La grand-messe cathodique du 20 heures hexagonal est très populaire chez nous aussi, prenant le ainsi le relais des journaux télévisés belges qui se terminent. Aussi, avons-nous tous entendu parler, ces dernières semaines, du « droit de retrait » dont usent les travailleurs français en ces temps de pandémie. De quoi s’agit-il encore ? Du droit unilatéral de se retirer de son poste de travail après avoir alerté l’employeur d’une situation dont le travailleur a un motif raisonnable de penser qu’elle présente un danger grave et imminent pour sa vie ou sa santé. Autrement dit, le travailleur apprécie de manière autonome l’état de mise en danger de sa santé sur son lieu de travail et, le cas échéant, décide de ne plus aller prester tout en recevant son salaire.
L’imminence du confinement amène de nombreux travailleurs belges à se poser des questions, légitimes, sur ce qui est mis œuvre dans leurs entreprises afin de les protéger. Rappelons à cet égard que, en marge des mesures ponctuelles et circonstanciées d’hygiène et de distanciation, le droit du travail prévoit, au travers de la loi du 4 août 1996 sur le bien-être au travail et de ses mesures d’exécution rassemblées dans le Code du bien-être au travail (CBE), une obligation pour l’employeur d’élaborer une stratégie de gestion dynamique des risques sur le lieu de travail. Il est heureux que ces mesures, multiples et contraignantes, existent pour anticiper et protéger. Mais il ne faut pas perdre de vue que le contrat de travail constitue un socle d’obligations et de droit réciproques et entrelacés, dans lequel le travailleur doit prester lorsque l’employeur remplit ses obligations légales et réglementaires.
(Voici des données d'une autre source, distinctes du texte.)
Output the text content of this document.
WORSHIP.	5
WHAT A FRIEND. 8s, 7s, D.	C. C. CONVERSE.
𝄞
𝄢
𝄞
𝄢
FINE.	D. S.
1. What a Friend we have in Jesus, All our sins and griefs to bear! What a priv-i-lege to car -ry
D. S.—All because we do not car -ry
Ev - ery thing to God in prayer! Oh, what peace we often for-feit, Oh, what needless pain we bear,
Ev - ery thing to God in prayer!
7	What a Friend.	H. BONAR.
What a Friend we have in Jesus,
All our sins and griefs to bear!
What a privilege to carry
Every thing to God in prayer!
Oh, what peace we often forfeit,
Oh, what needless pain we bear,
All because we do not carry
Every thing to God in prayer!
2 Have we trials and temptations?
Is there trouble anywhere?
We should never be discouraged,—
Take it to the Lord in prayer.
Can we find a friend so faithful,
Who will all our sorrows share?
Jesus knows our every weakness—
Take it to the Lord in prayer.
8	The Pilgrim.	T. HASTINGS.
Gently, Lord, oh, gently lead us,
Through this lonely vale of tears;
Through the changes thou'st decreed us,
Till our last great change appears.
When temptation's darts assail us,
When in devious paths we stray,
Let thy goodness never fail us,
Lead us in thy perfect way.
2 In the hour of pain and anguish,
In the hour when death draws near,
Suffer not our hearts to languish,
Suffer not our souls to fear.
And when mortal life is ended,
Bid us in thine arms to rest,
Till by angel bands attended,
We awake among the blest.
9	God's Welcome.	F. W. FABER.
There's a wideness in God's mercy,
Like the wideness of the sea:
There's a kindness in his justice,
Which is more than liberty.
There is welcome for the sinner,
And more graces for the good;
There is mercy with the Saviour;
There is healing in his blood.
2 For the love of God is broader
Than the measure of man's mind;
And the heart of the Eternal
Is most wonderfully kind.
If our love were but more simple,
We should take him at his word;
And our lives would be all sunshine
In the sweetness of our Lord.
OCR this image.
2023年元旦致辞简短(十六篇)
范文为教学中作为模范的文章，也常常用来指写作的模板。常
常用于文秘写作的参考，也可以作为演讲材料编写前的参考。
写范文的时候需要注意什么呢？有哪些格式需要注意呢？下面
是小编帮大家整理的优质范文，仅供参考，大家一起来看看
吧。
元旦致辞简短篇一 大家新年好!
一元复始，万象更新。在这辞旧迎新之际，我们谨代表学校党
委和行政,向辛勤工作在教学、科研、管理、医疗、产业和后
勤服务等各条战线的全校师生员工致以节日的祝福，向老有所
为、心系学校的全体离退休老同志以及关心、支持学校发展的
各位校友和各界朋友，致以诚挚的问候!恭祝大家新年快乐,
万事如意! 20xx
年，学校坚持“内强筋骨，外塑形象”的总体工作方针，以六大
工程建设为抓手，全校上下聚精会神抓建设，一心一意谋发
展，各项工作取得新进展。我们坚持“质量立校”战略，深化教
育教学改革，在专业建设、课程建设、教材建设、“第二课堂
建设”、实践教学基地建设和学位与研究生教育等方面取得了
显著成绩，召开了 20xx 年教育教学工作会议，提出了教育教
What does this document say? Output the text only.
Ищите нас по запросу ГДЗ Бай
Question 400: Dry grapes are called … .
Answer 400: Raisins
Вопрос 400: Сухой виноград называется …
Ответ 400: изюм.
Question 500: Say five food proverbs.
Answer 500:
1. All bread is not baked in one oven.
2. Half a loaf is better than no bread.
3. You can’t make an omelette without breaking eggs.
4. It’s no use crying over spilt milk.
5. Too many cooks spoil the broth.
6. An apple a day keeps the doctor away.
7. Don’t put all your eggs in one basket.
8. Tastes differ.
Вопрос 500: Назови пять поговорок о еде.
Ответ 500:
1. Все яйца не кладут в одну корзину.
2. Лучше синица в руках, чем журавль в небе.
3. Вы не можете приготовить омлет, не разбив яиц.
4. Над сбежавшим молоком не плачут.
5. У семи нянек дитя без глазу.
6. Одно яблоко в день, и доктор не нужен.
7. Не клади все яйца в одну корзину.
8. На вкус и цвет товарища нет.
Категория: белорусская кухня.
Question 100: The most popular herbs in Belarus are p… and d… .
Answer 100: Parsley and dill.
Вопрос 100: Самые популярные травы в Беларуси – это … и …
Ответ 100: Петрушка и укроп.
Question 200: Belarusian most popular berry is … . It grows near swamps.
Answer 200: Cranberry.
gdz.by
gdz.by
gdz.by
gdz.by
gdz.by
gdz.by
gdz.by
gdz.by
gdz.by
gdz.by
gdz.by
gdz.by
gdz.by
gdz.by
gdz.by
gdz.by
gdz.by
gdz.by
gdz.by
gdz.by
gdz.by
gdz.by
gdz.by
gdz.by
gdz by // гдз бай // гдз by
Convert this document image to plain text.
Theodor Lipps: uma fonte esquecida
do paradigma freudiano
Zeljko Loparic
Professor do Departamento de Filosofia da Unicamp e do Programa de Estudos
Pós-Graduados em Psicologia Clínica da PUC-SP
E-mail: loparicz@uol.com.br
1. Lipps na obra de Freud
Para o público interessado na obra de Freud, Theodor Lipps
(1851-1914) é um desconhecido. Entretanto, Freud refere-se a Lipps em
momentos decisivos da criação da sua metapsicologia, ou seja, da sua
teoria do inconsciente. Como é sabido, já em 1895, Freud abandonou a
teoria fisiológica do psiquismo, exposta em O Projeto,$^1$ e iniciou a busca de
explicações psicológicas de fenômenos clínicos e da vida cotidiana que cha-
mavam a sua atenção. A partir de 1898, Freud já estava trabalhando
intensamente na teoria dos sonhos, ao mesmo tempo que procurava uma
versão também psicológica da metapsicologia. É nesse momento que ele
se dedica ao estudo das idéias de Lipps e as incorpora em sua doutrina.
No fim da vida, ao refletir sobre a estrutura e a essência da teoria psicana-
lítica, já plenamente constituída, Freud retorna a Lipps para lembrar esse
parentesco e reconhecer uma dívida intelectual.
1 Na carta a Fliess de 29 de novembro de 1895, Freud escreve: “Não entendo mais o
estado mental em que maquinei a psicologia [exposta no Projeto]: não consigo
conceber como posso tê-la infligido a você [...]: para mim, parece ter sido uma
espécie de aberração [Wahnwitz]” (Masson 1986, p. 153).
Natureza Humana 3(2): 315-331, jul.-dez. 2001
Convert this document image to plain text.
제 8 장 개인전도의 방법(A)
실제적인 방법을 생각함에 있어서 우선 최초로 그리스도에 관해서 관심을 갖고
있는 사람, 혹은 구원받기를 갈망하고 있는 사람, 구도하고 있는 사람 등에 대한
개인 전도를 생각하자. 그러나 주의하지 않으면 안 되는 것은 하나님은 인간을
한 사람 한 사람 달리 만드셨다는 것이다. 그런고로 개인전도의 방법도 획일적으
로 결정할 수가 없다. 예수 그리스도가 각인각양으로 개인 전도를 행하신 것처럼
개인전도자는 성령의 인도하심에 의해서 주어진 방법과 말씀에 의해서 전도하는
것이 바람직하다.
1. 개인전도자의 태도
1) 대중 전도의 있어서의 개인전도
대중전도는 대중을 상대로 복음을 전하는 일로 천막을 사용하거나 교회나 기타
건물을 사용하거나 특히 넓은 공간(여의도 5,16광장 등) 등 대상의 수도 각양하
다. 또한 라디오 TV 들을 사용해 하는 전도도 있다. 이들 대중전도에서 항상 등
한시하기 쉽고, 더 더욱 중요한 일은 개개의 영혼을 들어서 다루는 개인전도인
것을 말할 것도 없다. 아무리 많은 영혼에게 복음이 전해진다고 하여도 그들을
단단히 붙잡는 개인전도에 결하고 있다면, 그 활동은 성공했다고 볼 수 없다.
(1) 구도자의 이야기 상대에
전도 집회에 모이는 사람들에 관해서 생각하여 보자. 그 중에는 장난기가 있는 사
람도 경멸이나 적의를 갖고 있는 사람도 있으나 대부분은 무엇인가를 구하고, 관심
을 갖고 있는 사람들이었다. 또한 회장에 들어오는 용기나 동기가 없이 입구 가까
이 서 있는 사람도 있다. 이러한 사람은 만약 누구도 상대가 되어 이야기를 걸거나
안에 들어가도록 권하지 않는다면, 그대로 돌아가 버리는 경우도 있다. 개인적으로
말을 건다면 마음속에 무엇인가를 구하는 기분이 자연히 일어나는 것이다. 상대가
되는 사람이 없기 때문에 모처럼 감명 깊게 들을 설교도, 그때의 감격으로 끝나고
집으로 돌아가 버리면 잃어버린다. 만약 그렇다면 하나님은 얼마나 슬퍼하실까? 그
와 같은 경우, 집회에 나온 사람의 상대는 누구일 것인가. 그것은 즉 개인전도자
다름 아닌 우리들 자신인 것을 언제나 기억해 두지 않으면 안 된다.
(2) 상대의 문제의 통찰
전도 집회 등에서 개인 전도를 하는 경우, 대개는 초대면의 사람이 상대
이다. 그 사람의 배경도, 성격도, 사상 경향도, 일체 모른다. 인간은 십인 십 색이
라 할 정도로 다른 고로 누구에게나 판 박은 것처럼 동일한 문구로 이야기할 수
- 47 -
Aussi, pensons-nous important d’inciter à la prudence quiconque voudrait entendre, ou croire que, à l’instar de ce qui est repris dans le Code du travail français, le travailleur disposerait en Belgique d’un droit subjectif et autonome de retrait. D’aucuns tentent d’exhumer une telle possibilité en prenant appui sur l’article 1.2-26 du CBE. C’est oublier que cette disposition ne se suffit pas à elle-même mais s’intègre dans un chapitre dont le dessein est d’obliger l’employeur à élaborer un plan d’urgence à mettre en œuvre pour la protection des travailleurs lorsque cela s’avère nécessaire suite aux constatations faites lors de l’analyse des risques (c’est un des aspects de la stratégie évoquée de gestion dynamique des risques). Et, dans ce cadre, le salaire est garanti au travailleur contraint de s’éloigner de son poste lorsqu’un danger grave et immédiat advient, et qui doit d’ailleurs en avertir immédiatement sa ligne hiérarchique. Nulle part, il n’est question d’un droit subjectif et autonome d’auto-gestion ou d’auto-estimation du risque avec un supposé droit de retrait en réponse.
Le travailleur n’est pas sans protection pour autant : si le plan d’urgence n’est pas fait, si les risques ont été mal évalués ou sous-estimés, ou si de manière générale les dispositions du CBE n’ont pas été respectées par l’employeur, ce dernier pourra être contrôlé par les services d’inspection ad hoc, interpellé par le Comité pour la prévention et la protection au travail (CPPT) ou la délégation syndicale, ou encore mis en cause devant un tribunal correctionnel. Mais, à l’inverse, si l’employeur respecte les obligations légales et réglementaires évoquées, le travailleur doit remplir sa part du contrat et prester, sans pouvoir s’arroger un droit à l’inactivité rémunérée.
Le droit de retrait est donc un particularisme de droit français. On se dit d’ailleurs que si le copier-coller en droit belge était si évident, cela fait longtemps que les praticiens d’ici s’en seraient saisis puisque cette spécificité existe chez nos voisins depuis 1982. Invoquer le droit international ne nous semble pas plus pertinent. La directive européenne 89/391 du 12 juin 1989 ne crée pas de droit de retrait autonome et, si un éloignement du poste avec maintien de salaire y est prévu, c’est tout autant dans un contexte plus général de gestion dynamique des risques, à l’instar de ce qui a été décrit à propos du CBE.
La prudence est mère de toutes les vertus. Ce principe, plus que jamais d’actualité au niveau sanitaire en 2020, peut s’appliquer trait pour trait à la matière juridique. Le droit, que l’on dit souvent passéiste, est appelé à fournir des réponses immédiates face à une situation inédite et urgente. Nous n’avons rien contre le fait de lui demander de se faire violence pour être novateur et inventif. Mais pas au risque de la dénaturer. A défaut, c’est tout l’équilibre subtil des relations sociales au sein des entreprises qui sera compromis. Et personne n’y a intérêt.